采用 qRT-PCR 对 101 例 TNBC 患者的回顾性队列的 FFPE 块进行 mRNA 表达谱分析,并与免疫组织化学法检测的 AR 蛋白表达进行比较。统计分析包括 Spearman 秩相关、卡方和 Kaplan-Meier 分析。远处无转移生存(DMFS)是生存分析的终点。
在 101 例患者中,有 34 例(34%)观察到 AR mRNA 表达,而 80 例中有 12 例(15%)为免疫组化阳性。因此,qRT-PCR 可以比免疫组化检测到更多的 AR 阳性患者,两种方法的一致性为 75%(9/12)。在 AR mRNA 阳性肿瘤中,GATA3 和 FOXA1 mRNA 的共表达分别为 85%和 88%。AR mRNA 阳性与发病年龄(p=0.02)、高 FOXA1/GATA3(p<0.05)和远处复发显著相关。AR mRNA 阳性患者的 DMFS 较差(43%;p=0.002)。在 AR(+)/高 FOXA1/GATA3 患者中,DMFS 进一步降至 26%(p=0.006)。与任何一种 AR 或淋巴结状态阳性的患者相比,AR mRNA 表达与淋巴结阳性相结合的 DMFS 最差(23%;p<0.0001)。与 AR mRNA 表达阴性且 Ki67 低的患者相比,AR mRNA 阳性且 Ki67 低的患者的 DMFS 更差(39%;p=0.001)。

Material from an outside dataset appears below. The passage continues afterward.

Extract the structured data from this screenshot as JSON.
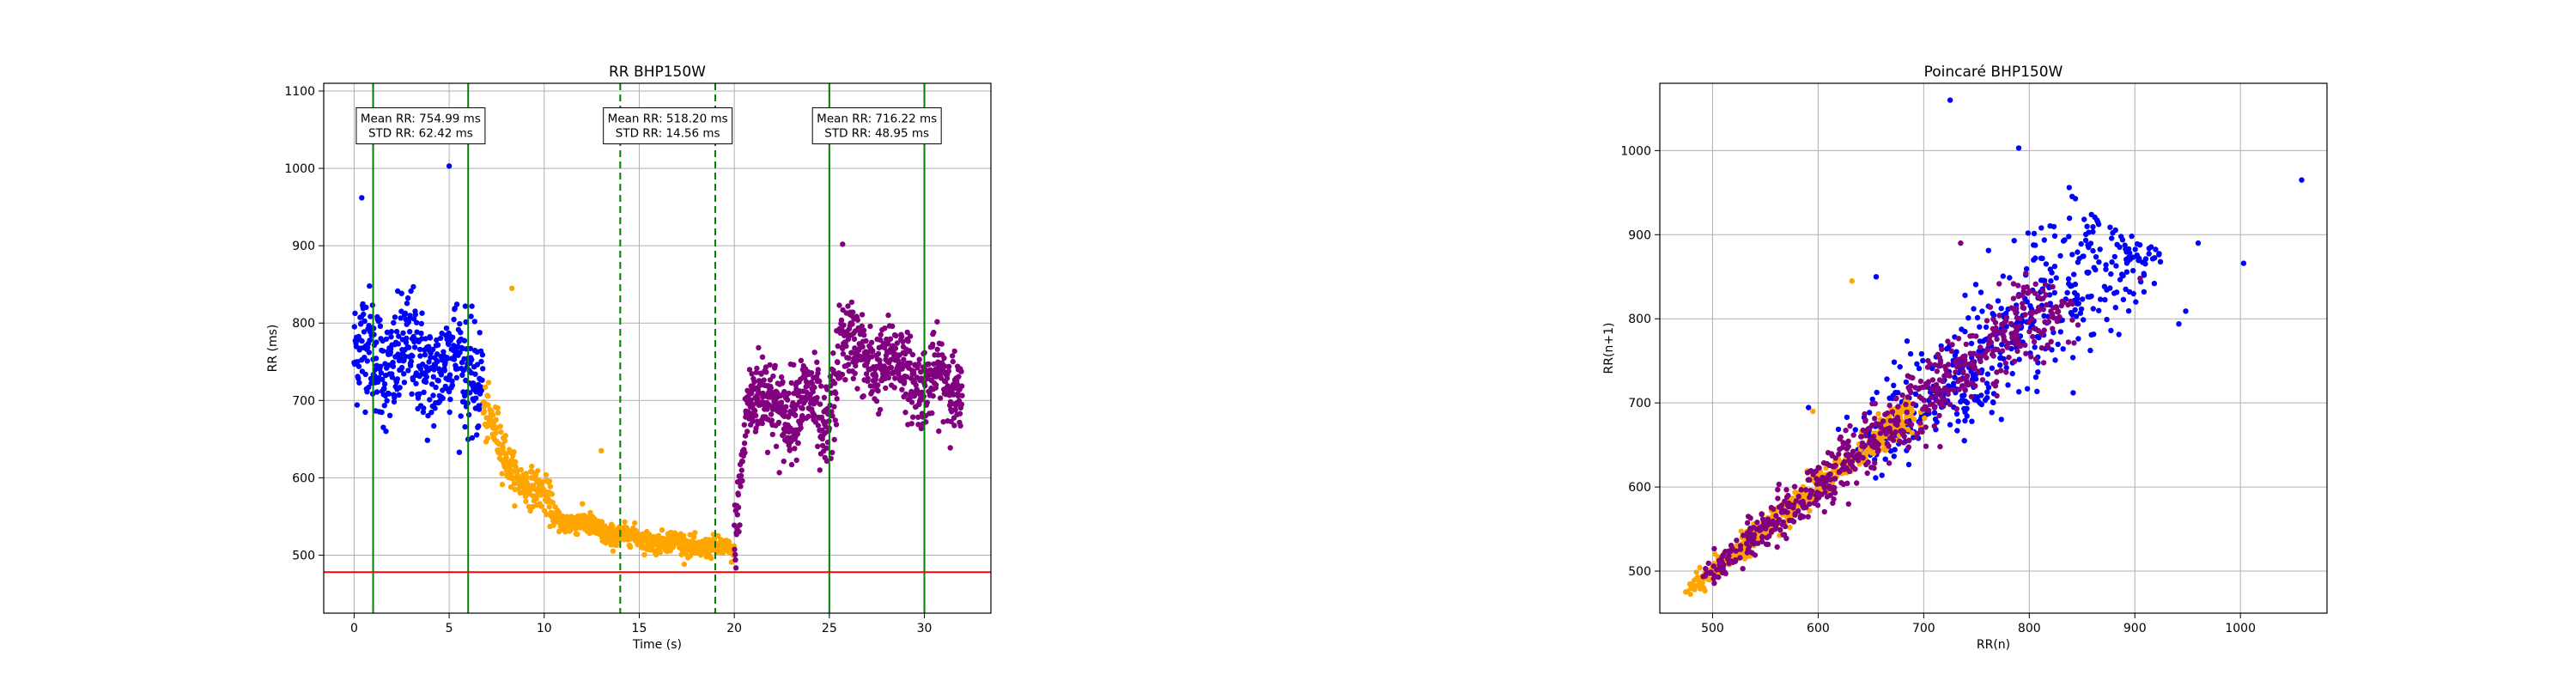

与免疫组化相比,qRT-PCR 更灵敏、更可靠地检测 AR 的动态表达水平,这可以用前者的高灵敏度来解释。高 AR mRNA 表达与 AR 蛋白表达、高 FOXA1/GATA3 mRNA 表达以及不良预后密切相关。qRT-PCR 比免疫组化更有效地检测到 AR 阳性病例。在 AR mRNA 阳性肿瘤中,高 GATA3/FOXA1、低 Ki67 和淋巴结阳性的特定特征与预后不良相关。因此,AR mRNA 筛查可以作为一种有效的预后标志物,并为 TNBC 提供潜在的靶向治疗选择。